Por qué tu móvil sabe dónde estás cuando no hay Internet
La explicación de este rastreo offline reside en el hardware de nuestros dispositivos y en cómo interactúan con el entorno. El chip GPS integrado no necesita Internet, porque es un receptor de radio pasivo. Su única función es "escuchar": al recibir las señales de los satélites, es capaz de triangular la latitud y longitud con una precisión aproximada de 20 metros.
Y claro, al tratarse de una recepción pasiva, logra determinar nuestra posición sin necesidad de emitir ni un solo byte a través de la red del operador o la conexión inalámbrica de casa. Pero este GPS no actúa solo: desactivar el WiFi o el Bluetooth no apaga los transmisores por completo.
Por defecto, tanto Android como iOS mantienen activa una función de búsqueda de redes en segundo plano. Así analizan el entorno detectando direcciones MAC de routers y balizas Bluetooth cercanas. De hecho, Google explica en su página de soporte para Maps que la plataforma usa la ubicación de estas WiFi públicas y de las torres de telefonía móvil para complementar y afinar la geolocalización.
Una vez nuestro móvil obtiene estos datos mediante el GPS o el análisis en segundo plano, entra en juego la memoria local. Si Google Maps tiene concedido el permiso de ubicación, guarda un registro en la caché. Esa información estará latente hasta que nos conectemos a Internet, momento en el cual enviará el paquete de datos a los servidores de Google para procesarlos.

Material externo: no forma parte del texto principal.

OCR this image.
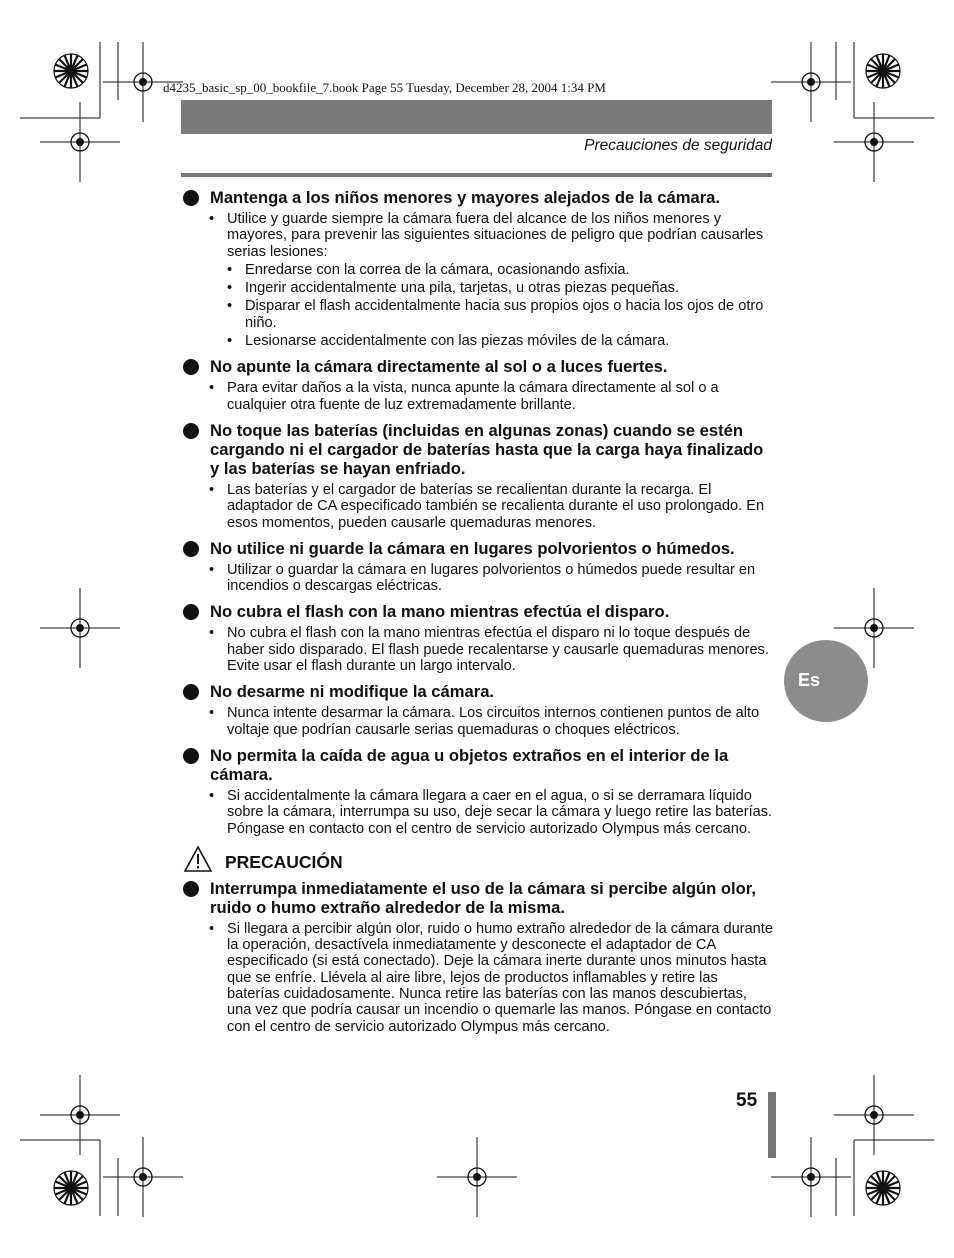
d4235_basic_sp_00_bookfile_7.book Page 55 Tuesday, December 28, 2004 1:34 PM
Precauciones de seguridad
Mantenga a los niños menores y mayores alejados de la cámara.
• Utilice y guarde siempre la cámara fuera del alcance de los niños menores y mayores, para prevenir las siguientes situaciones de peligro que podrían causarles serias lesiones:
• Enredarse con la correa de la cámara, ocasionando asfixia.
• Ingerir accidentalmente una pila, tarjetas, u otras piezas pequeñas.
• Disparar el flash accidentalmente hacia sus propios ojos o hacia los ojos de otro niño.
• Lesionarse accidentalmente con las piezas móviles de la cámara.
No apunte la cámara directamente al sol o a luces fuertes.
• Para evitar daños a la vista, nunca apunte la cámara directamente al sol o a cualquier otra fuente de luz extremadamente brillante.
No toque las baterías (incluidas en algunas zonas) cuando se estén cargando ni el cargador de baterías hasta que la carga haya finalizado y las baterías se hayan enfriado.
• Las baterías y el cargador de baterías se recalientan durante la recarga. El adaptador de CA especificado también se recalienta durante el uso prolongado. En esos momentos, pueden causarle quemaduras menores.
No utilice ni guarde la cámara en lugares polvorientos o húmedos.
• Utilizar o guardar la cámara en lugares polvorientos o húmedos puede resultar en incendios o descargas eléctricas.
No cubra el flash con la mano mientras efectúa el disparo.
• No cubra el flash con la mano mientras efectúa el disparo ni lo toque después de haber sido disparado. El flash puede recalentarse y causarle quemaduras menores. Evite usar el flash durante un largo intervalo.
No desarme ni modifique la cámara.
• Nunca intente desarmar la cámara. Los circuitos internos contienen puntos de alto voltaje que podrían causarle serias quemaduras o choques eléctricos.
No permita la caída de agua u objetos extraños en el interior de la cámara.
• Si accidentalmente la cámara llegara a caer en el agua, o si se derramara líquido sobre la cámara, interrumpa su uso, deje secar la cámara y luego retire las baterías. Póngase en contacto con el centro de servicio autorizado Olympus más cercano.
PRECAUCIÓN
Interrumpa inmediatamente el uso de la cámara si percibe algún olor, ruido o humo extraño alrededor de la misma.
• Si llegara a percibir algún olor, ruido o humo extraño alrededor de la cámara durante la operación, desactívela inmediatamente y desconecte el adaptador de CA especificado (si está conectado). Deje la cámara inerte durante unos minutos hasta que se enfríe. Llévela al aire libre, lejos de productos inflamables y retire las baterías cuidadosamente. Nunca retire las baterías con las manos descubiertas, una vez que podría causar un incendio o quemarle las manos. Póngase en contacto con el centro de servicio autorizado Olympus más cercano.
Es
55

Pasos para bloquear por completo el rastreo de Google Maps
Ahora que entendemos que este seguimiento no depende solo de Internet nos lleva a la conclusión de que activar el modo avión o apagar los datos no sirve de nada si buscamos la máxima privacidad.
Para impedir que nuestro dispositivo determine o registre la ubicación, debemos intervenir sobre otros ajustes y permisos del sistema operativo, así como en la configuración de la cuenta de Google.

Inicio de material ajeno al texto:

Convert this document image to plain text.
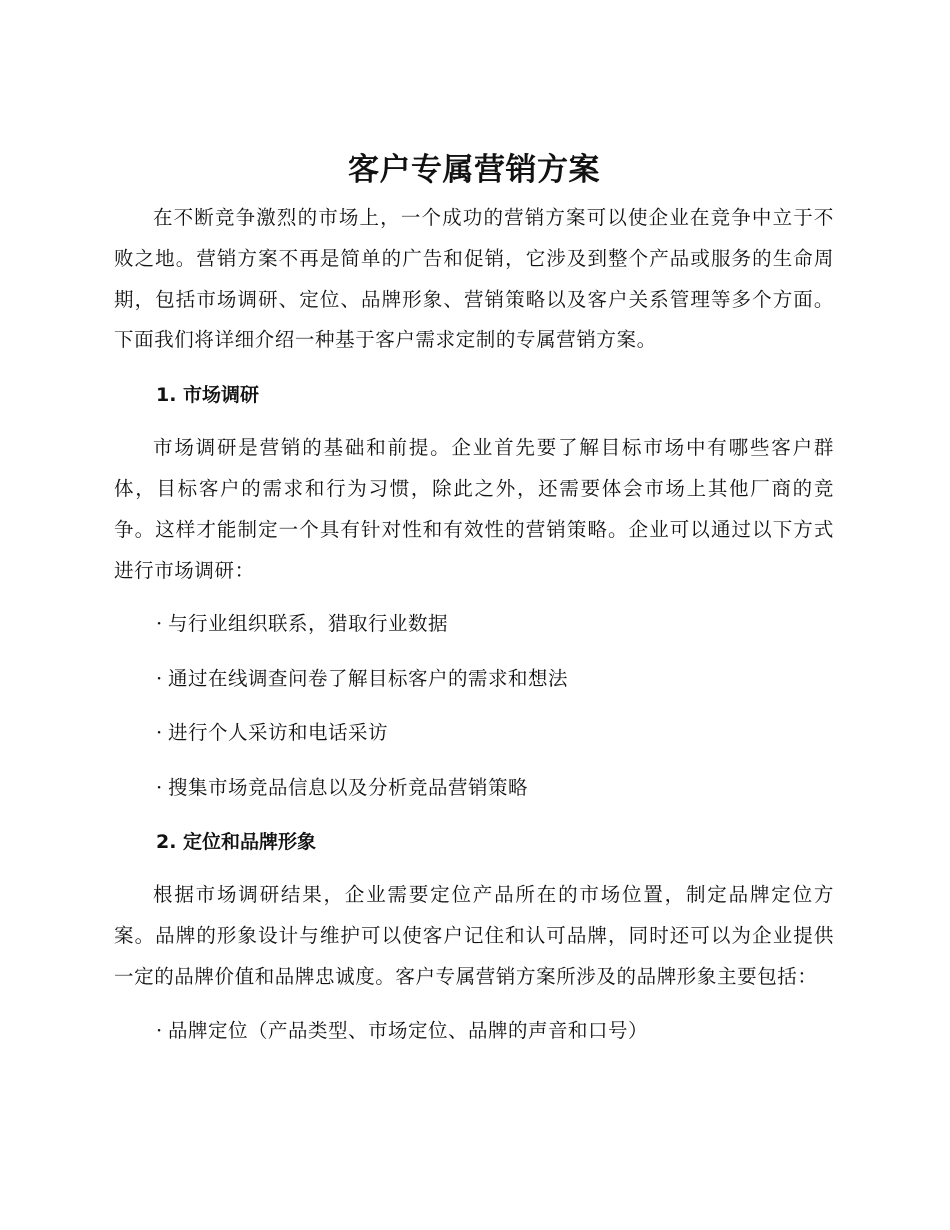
客户专属营销方案

在不断竞争激烈的市场上，一个成功的营销方案可以使企业在竞争中立于不败之地。营销方案不再是简单的广告和促销，它涉及到整个产品或服务的生命周期，包括市场调研、定位、品牌形象、营销策略以及客户关系管理等多个方面。下面我们将详细介绍一种基于客户需求定制的专属营销方案。

1. 市场调研

市场调研是营销的基础和前提。企业首先要了解目标市场中有哪些客户群体，目标客户的需求和行为习惯，除此之外，还需要体会市场上其他厂商的竞争。这样才能制定一个具有针对性和有效性的营销策略。企业可以通过以下方式进行市场调研：

· 与行业组织联系，猎取行业数据
· 通过在线调查问卷了解目标客户的需求和想法
· 进行个人采访和电话采访
· 搜集市场竞品信息以及分析竞品营销策略
2. 定位和品牌形象

根据市场调研结果，企业需要定位产品所在的市场位置，制定品牌定位方案。品牌的形象设计与维护可以使客户记住和认可品牌，同时还可以为企业提供一定的品牌价值和品牌忠诚度。客户专属营销方案所涉及的品牌形象主要包括：

· 品牌定位（产品类型、市场定位、品牌的声音和口号）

Dado que el rastreo se nutre de múltiples capas, como hemos visto, la única forma de ponerle fin es aplicar un bloqueo siguiendo estos cuatro pasos:
- Desactivar la ubicación del sistema: en Android o iOS, desliza el panel de ajustes rápidos y apaga el icono de ubicación. Este es el interruptor maestro que corta el acceso a los chips de posicionamiento cualquier app que lleves instalada.
- Apaga el escaneo en segundo plano de WiFi y Bluetooth: en Android, dirígete a «Ajustes» > «Ubicación» > «Servicios de ubicación» y desactiva las opciones de «Búsqueda de redes WiFi» y «Búsqueda de dispositivos Bluetooth». Si usas un iPhone, la ruta es «Ajustes» > «Privacidad y seguridad» > «Localización» > Servicios del sistema, donde deberás apagar las conexiones de fondo. Adicionalmente, tal y como la propia Google detalla, puedes forzar a que sus servicios ignoren tu router de casa añadiendo la etiqueta «_nomap» al nombre (SSID) de tu red.

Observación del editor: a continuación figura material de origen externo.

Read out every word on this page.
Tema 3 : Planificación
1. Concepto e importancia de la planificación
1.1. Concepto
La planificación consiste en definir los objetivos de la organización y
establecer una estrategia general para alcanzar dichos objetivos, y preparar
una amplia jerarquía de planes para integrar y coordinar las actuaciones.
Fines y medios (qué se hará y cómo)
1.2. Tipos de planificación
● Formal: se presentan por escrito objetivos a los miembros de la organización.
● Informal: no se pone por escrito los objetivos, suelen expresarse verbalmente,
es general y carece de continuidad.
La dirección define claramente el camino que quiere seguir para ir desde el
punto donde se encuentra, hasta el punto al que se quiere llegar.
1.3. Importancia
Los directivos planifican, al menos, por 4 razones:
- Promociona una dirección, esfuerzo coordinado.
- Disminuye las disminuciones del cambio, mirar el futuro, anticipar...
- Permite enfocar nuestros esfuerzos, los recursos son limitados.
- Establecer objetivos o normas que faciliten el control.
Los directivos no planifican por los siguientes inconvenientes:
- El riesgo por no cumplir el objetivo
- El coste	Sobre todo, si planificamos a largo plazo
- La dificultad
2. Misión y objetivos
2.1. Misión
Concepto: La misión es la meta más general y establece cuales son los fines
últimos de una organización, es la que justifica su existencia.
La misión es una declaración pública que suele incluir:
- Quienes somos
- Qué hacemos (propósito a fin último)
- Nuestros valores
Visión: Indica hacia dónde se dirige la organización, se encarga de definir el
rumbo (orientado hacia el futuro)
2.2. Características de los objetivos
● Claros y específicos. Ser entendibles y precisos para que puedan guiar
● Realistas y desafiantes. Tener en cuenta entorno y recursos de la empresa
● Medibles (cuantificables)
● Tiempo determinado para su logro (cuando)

- Desactiva la precisión de ubicación: accede a «Ajustes» > «Ubicación» > «Servicios de ubicación» > «Precisión de la ubicación» y apágalo. Con esto, prohibimos al SO utilizar nuestra posición utilizando el mapeo de torres de telefonía y routers cercanos.
- Ajusta las opciones de tu cuenta de Google: el último paso es evitar que el historial se guarde en la nube. Accede a este enlace en el que podrás pausar tanto la «Cronología» como la «Actividad en la Web y en Aplicaciones».
Como has podido comprobar, dedicar un par de minutos a ajustar estas opciones no solo frena la acumulación de datos por parte de Google Maps, sino que garantiza que nuestro teléfono solo sepa dónde estamos cuando nosotros decidamos comunicárselo.